Land Of Talk, Cloak and Cipher
Having (literally) lost its voice, Land of Talk recovers, forcefully
There's a Bon Iver-like back story behind Cloak and Cipher, the slow-burning follow-up to Land of Talk's 2008 debut, Some Are Lakes. Shortly after touring with fellow Ontarians Broken Social Scene in fall 2008, front lady Elizabeth Powell was diagnosed with a vocal polyp and sidelined for several months of silence and speech therapy. Stuck in her house and forbidden to speak, with just old books and half-written guitar lines for company, she slowly started to piece together what would become her second full-length — not like you could tell from listening to the record, which thunders and surges as much as the first.

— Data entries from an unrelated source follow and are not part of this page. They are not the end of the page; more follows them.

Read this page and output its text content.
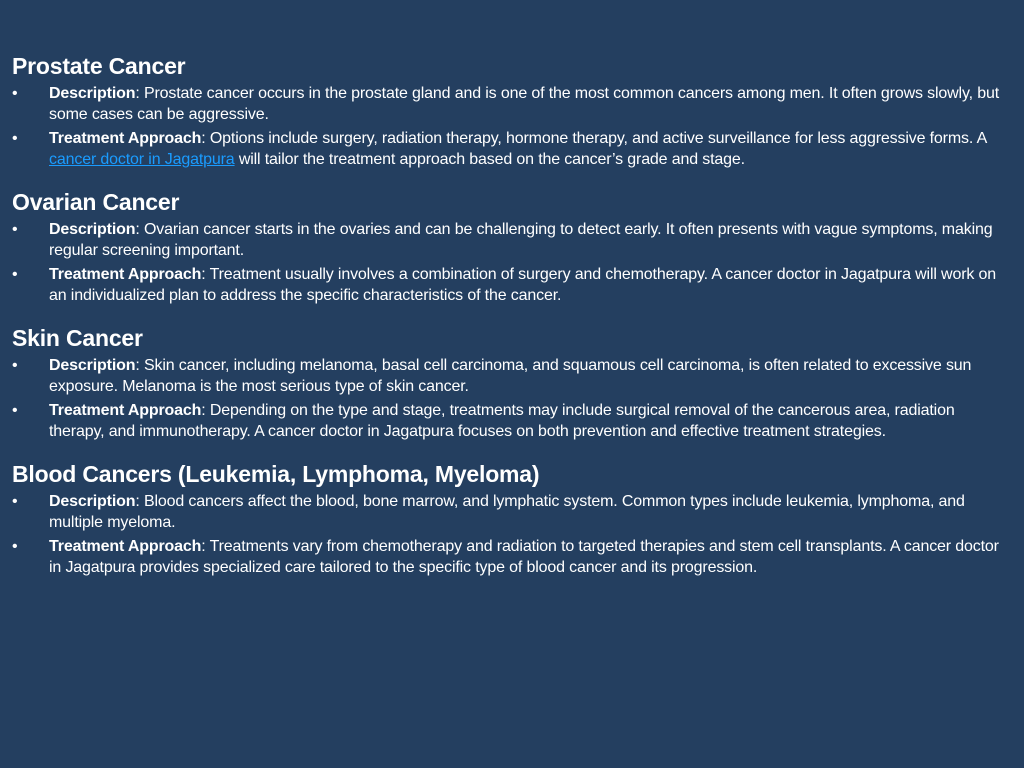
Prostate Cancer
• Description: Prostate cancer occurs in the prostate gland and is one of the most common cancers among men. It often grows slowly, but some cases can be aggressive.
• Treatment Approach: Options include surgery, radiation therapy, hormone therapy, and active surveillance for less aggressive forms. A cancer doctor in Jagatpura will tailor the treatment approach based on the cancer’s grade and stage.
Ovarian Cancer
• Description: Ovarian cancer starts in the ovaries and can be challenging to detect early. It often presents with vague symptoms, making regular screening important.
• Treatment Approach: Treatment usually involves a combination of surgery and chemotherapy. A cancer doctor in Jagatpura will work on an individualized plan to address the specific characteristics of the cancer.
Skin Cancer
• Description: Skin cancer, including melanoma, basal cell carcinoma, and squamous cell carcinoma, is often related to excessive sun exposure. Melanoma is the most serious type of skin cancer.
• Treatment Approach: Depending on the type and stage, treatments may include surgical removal of the cancerous area, radiation therapy, and immunotherapy. A cancer doctor in Jagatpura focuses on both prevention and effective treatment strategies.
Blood Cancers (Leukemia, Lymphoma, Myeloma)
• Description: Blood cancers affect the blood, bone marrow, and lymphatic system. Common types include leukemia, lymphoma, and multiple myeloma.
• Treatment Approach: Treatments vary from chemotherapy and radiation to targeted therapies and stem cell transplants. A cancer doctor in Jagatpura provides specialized care tailored to the specific type of blood cancer and its progression.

Powell and her current three-man line-up seem to have directed their ample energies in a slightly different direction, aiming less at tightly-wound, guitar-gnarled excess ("Give Me Back My Heart Attack") and more at the sort of measured intensity that BSS & Co. are known for (see: "Swift Coin," "Hamburg, Noon"). But Powell's main gift is still her voice: distinctive, compelling and untrained, it recalls Cat Power numbers like "Quarry Hymns" and skews toward the serrated clarity of Sleater-Kinney's Corin Tucker in more vehement moments. It's indicative that, though Powell sings mostly about nothing (newspaper headlines, context-less phrases, passages from books she took apart out of boredom), you still get the sense that she's saying a lot. The resulting album is both forceful and unreal — like a lucid dream or being forced to spend months hermit-like, not speaking.